Il y a vingt-quatre ans, l’Association des Tunisiens des Grandes Écoles avait pour mission «d’accueillir en France les étudiants tunisiens des classes préparatoires et des Grandes Écoles et les aider dans leurs démarches et leur intégration». Aujourd’hui, l’ATUGE est devenue une association internationale qui milite dans une optique plus large. Comment est l’ATUGE d’aujourd’hui ?

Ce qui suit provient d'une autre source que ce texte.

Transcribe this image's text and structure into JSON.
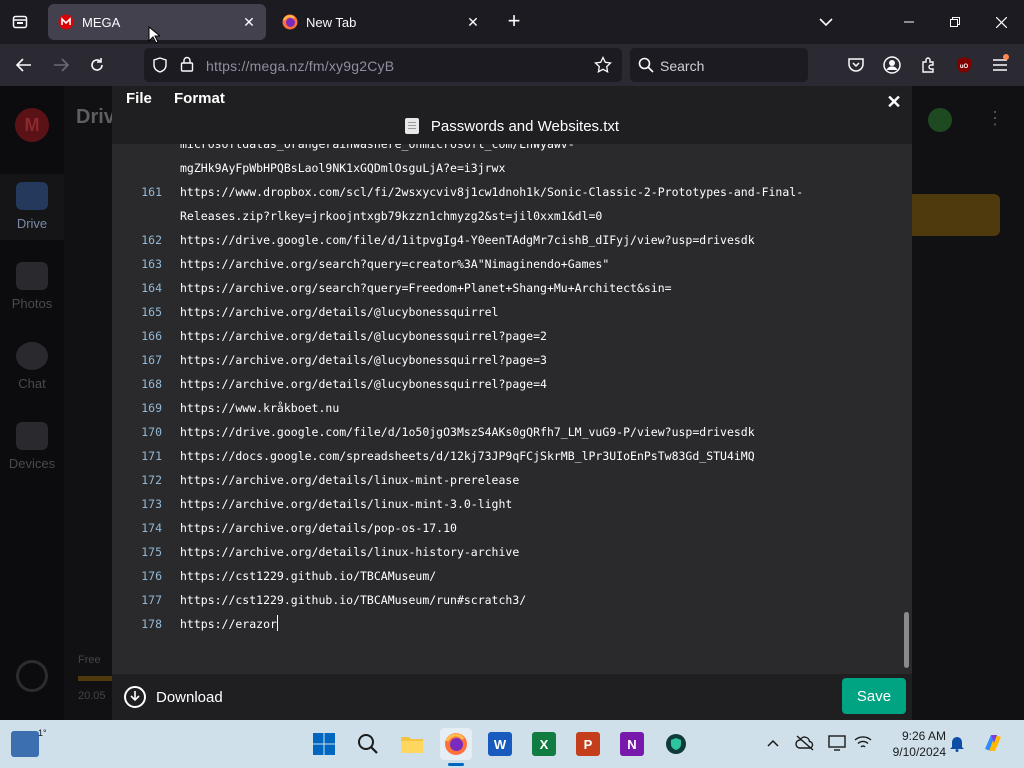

L’ATUGE se place en tant qu’agitateur d’idées, forte de la présence de ses membres dans tous les rouages de la société, elle essaie de faire avancer les débats dans tous les domaines. Pour cela et afin de donner plus de visibilité et de lecture à nos actions, nous avons axé nos travaux dans trois domaines d’intervention : la citoyenneté, qui est une valeur première chez tout atugéen, le rayonnement, qui nous permet d’être aussi sur le devant de la scène sur des sujets d’actualité ou de grande importance et le réseautage, qui permet à notre association de répondre aux besoins de ses adhérents. Si l’occasion m’est permise ici, je reviendrai plus en détails sur la mécanique qui schématise bien, à mon avis, le fonctionnement de l’ATUGE d’aujourd’hui. La citoyenneté nous permet d’œuvrer dans deux domaines de prédilection qui sont l’éducation, grâce à des actions telles que Rev-Educ et l’emploi, grâce à nos actions en matière d’employabilité. Notre rayonnement nous permet d’aborder des sujets qui concernent les grands défis économiques et la situation par laquelle passe notre pays. Nous essayons d’offrir les conditions de réussite aux jeunes atugéens qui s’installent en France pour poursuivre leurs études et de rapprocher l’entreprise tunisienne de nos adhérents afin de créer des opportunités de retour au pays de ces derniers…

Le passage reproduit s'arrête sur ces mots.